Let’s start with what Hyperledger is not: Not a company. Not a cryptocurrency. Not a blockchain. Not an IBM blockchain coin. Hyperledger is rather something like a hub for open industrial blockchain development. On its website Hyperledger explains:

“Hyperledger is an open source collaborative effort created to advance cross-industry blockchain technologies. It is a global collaboration, hosted by The Linux Foundation, including leaders in finance, banking, Internet of Things, supply chains, manufacturing, and Technology.”

Hyperledger does not support Bitcoin or any other cryptocurrency. But the platform is thrilled by blockchain technology.

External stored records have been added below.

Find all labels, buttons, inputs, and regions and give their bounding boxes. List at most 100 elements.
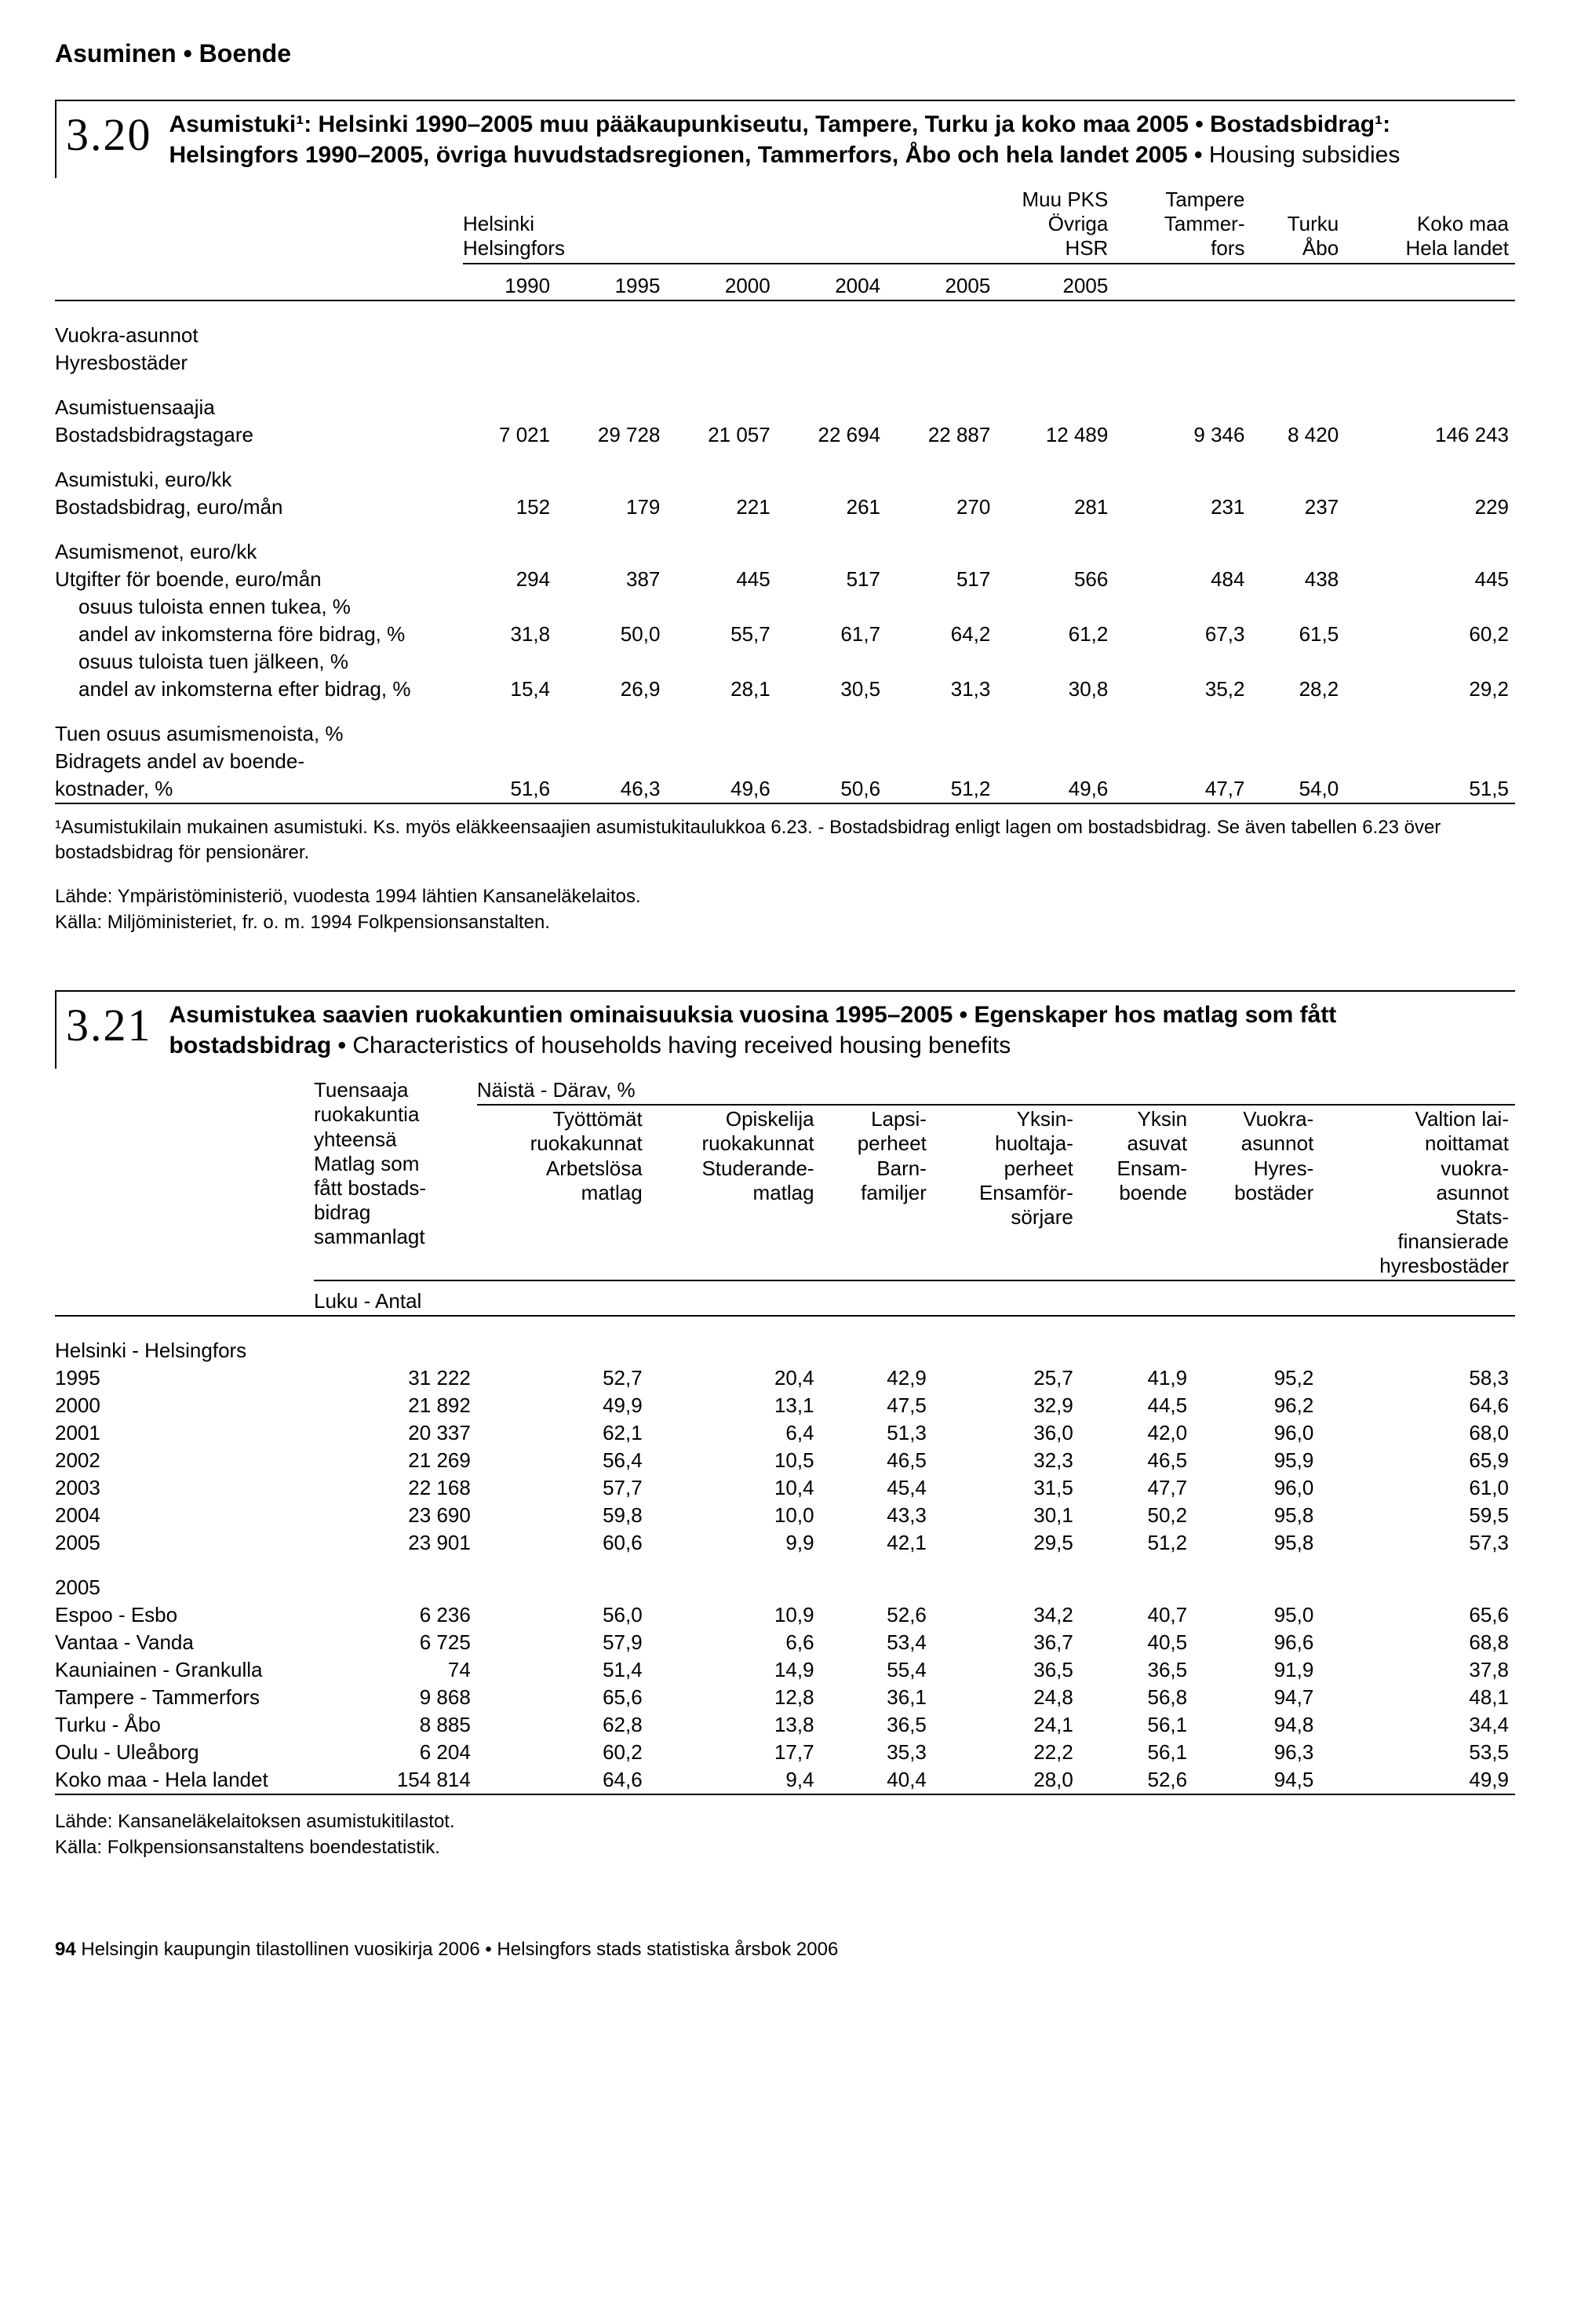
table-row: Oulu - Uleåborg6 20460,217,735,322,256,1… [55,1739,1515,1766]
h321-luku: Luku - Antal [314,1288,477,1316]
c: 44,5 [1080,1392,1193,1419]
c: 8 885 [314,1711,477,1739]
c: 31 222 [314,1364,477,1392]
table-row: 200322 16857,710,445,431,547,796,061,0 [55,1474,1515,1502]
c: 47,5 [821,1392,933,1419]
table-320: Helsinki Helsingfors Muu PKS Övriga HSR … [55,186,1515,804]
c: 61,0 [1320,1474,1515,1502]
page-top-heading: Asuminen • Boende [55,39,1515,68]
c: 13,1 [649,1392,821,1419]
section-321-num: 3.21 [64,1000,154,1051]
table-row: 200523 90160,69,942,129,551,295,857,3 [55,1529,1515,1557]
r-vuokra2: Hyresbostäder [55,349,463,377]
c: 36,1 [821,1684,933,1711]
c: 51,4 [477,1656,649,1684]
year-label: 2001 [55,1419,314,1447]
c: 29,5 [933,1529,1080,1557]
c: 9,4 [649,1766,821,1794]
c: 47,7 [1114,775,1251,803]
c: 51,3 [821,1419,933,1447]
c: 484 [1114,566,1251,593]
c: 55,7 [666,621,776,648]
c: 23 690 [314,1502,477,1529]
c: 58,3 [1320,1364,1515,1392]
c: 10,5 [649,1447,821,1474]
c: 42,0 [1080,1419,1193,1447]
c: 64,2 [887,621,996,648]
c: 96,0 [1193,1474,1320,1502]
h321-valtion: Valtion lai- noittamat vuokra- asunnot S… [1320,1105,1515,1280]
c: 45,4 [821,1474,933,1502]
r321-helsinki: Helsinki - Helsingfors [55,1337,314,1364]
r-asmenot2: Utgifter för boende, euro/mån [55,566,463,593]
section-320-title-bold: Asumistuki¹: Helsinki 1990–2005 muu pääk… [169,111,1391,168]
r-asaajia: Bostadsbidragstagare 7 021 29 728 21 057… [55,421,1515,449]
t321-source1: Lähde: Kansaneläkelaitoksen asumistukiti… [55,1811,455,1832]
c: 95,9 [1193,1447,1320,1474]
city-label: Tampere - Tammerfors [55,1684,314,1711]
section-321-header: 3.21 Asumistukea saavien ruokakuntien om… [55,990,1515,1069]
table-row: Tampere - Tammerfors9 86865,612,836,124,… [55,1684,1515,1711]
c: 47,7 [1080,1474,1193,1502]
h-muupks1: Muu PKS [1022,188,1109,211]
r-tuen2: Bidragets andel av boende- [55,748,463,775]
r-andel-efter: andel av inkomsterna efter bidrag, % 15,… [55,676,1515,703]
t320-footnote: ¹Asumistukilain mukainen asumistuki. Ks.… [55,815,1515,866]
table-row: Vantaa - Vanda6 72557,96,653,436,740,596… [55,1629,1515,1656]
t320-source1: Lähde: Ympäristöministeriö, vuodesta 199… [55,886,641,907]
c: 60,2 [1345,621,1515,648]
c: 261 [777,494,887,521]
year-label: 2004 [55,1502,314,1529]
c: 28,1 [666,676,776,703]
page-num: 94 [55,1939,76,1960]
r-asmenot1: Asumismenot, euro/kk [55,538,463,566]
h321-yksin: Yksin asuvat Ensam- boende [1080,1105,1193,1280]
c: 64,6 [477,1766,649,1794]
h-2005b: 2005 [996,272,1114,301]
c: 94,8 [1193,1711,1320,1739]
c: 40,5 [1080,1629,1193,1656]
c: 57,7 [477,1474,649,1502]
c: 25,7 [933,1364,1080,1392]
table-row: Espoo - Esbo6 23656,010,952,634,240,795,… [55,1601,1515,1629]
c: 7 021 [463,421,556,449]
c: 53,4 [821,1629,933,1656]
c: 30,1 [933,1502,1080,1529]
page-footer: 94 Helsingin kaupungin tilastollinen vuo… [55,1939,1515,1961]
c: 49,6 [666,775,776,803]
c: 10,9 [649,1601,821,1629]
c: 53,5 [1320,1739,1515,1766]
c: 95,8 [1193,1502,1320,1529]
r-asaajia1: Asumistuensaajia [55,394,463,421]
c: 55,4 [821,1656,933,1684]
c: 36,0 [933,1419,1080,1447]
c: 61,5 [1251,621,1345,648]
r-asaajia2: Bostadsbidragstagare [55,421,463,449]
c: 42,9 [821,1364,933,1392]
c: 31,8 [463,621,556,648]
r-osuus-jalkeen: osuus tuloista tuen jälkeen, % [55,648,463,676]
r-tuen1: Tuen osuus asumismenoista, % [55,720,463,748]
c: 65,9 [1320,1447,1515,1474]
year-label: 2002 [55,1447,314,1474]
c: 30,5 [777,676,887,703]
r-tuen3: kostnader, % [55,775,463,803]
table-row: Koko maa - Hela landet154 81464,69,440,4… [55,1766,1515,1794]
c: 36,5 [1080,1656,1193,1684]
c: 438 [1251,566,1345,593]
year-label: 1995 [55,1364,314,1392]
c: 32,9 [933,1392,1080,1419]
city-label: Koko maa - Hela landet [55,1766,314,1794]
c: 31,5 [933,1474,1080,1502]
c: 294 [463,566,556,593]
h321-lapsi: Lapsi- perheet Barn- familjer [821,1105,933,1280]
c: 36,5 [821,1711,933,1739]
h321-opisk: Opiskelija ruokakunnat Studerande- matla… [649,1105,821,1280]
table-row: 199531 22252,720,442,925,741,995,258,3 [55,1364,1515,1392]
table-321: Tuensaaja ruokakuntia yhteensä Matlag so… [55,1076,1515,1798]
h321-yksinh: Yksin- huoltaja- perheet Ensamför- sörja… [933,1105,1080,1280]
section-320-header: 3.20 Asumistuki¹: Helsinki 1990–2005 muu… [55,100,1515,178]
c: 34,2 [933,1601,1080,1629]
c: 22,2 [933,1739,1080,1766]
c: 12,8 [649,1684,821,1711]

Not since the Web itself, the website tells, “has a technology promised broader and more fundamental revolution than blockchain technology.” Blockchains has the potential to “build a new generation of transactional applications that establishes trust, accountability, and transparency at their core while streamlining business processes and legal constraints.”

So we have a lot of promises – and we have Hyperledger. With it, the Linux Foundation aims to create an environment in which communities of software developer and companies meet and coordinate to build blockchain frameworks. The Linux Foundation founded the platform in December 2015. In February 2016 it announced the first founding members, in March 2016 ten more members joined.

Today Hyperledger has an impressive list of more than 100 members. The list covers a wide scope of well know industry leaders. It includes mobility tech giants like Airbus and Daimler, IT-companies like IBM, Fujitsu, SAP, Huawei, Nokia, Intel and Samsung, financial institutions like Deutsche Börse, American Express, J.P. Morgan, BBVA, BNP Paribas and Well Fargo, as well as Blockchain startups like Blockstream, Netki, Lykke, Factom, bloq and Consensys. A lot of the world’s largest companies in Tech and Finance meet at Hyperledger with some of the hottest blockchain startups.

Relatively early in the history of Hyperledger, the project had to make an important decision. Executive Director Brian Behlendorf was asked if there will be an “Hyperledger Coin”, a monetary unit running on the Hyperledger blockchains. Behlendorf answered that the Hyperledger Project itself will never build its own cryptocurrency.

“You’ll never see a Hyperledger coin,” he said, “By not pushing a currency, we avoid so many political challenges of having to maintain a globally consistent currency.”

This decision strongly shaped the strategic goals of Hyperledger to build industrial applications of blockchain technology and sharply separating it from the get-rich schemes usually evolving from currency based blockchains. This might be more boring, but also more straightforward to the technology.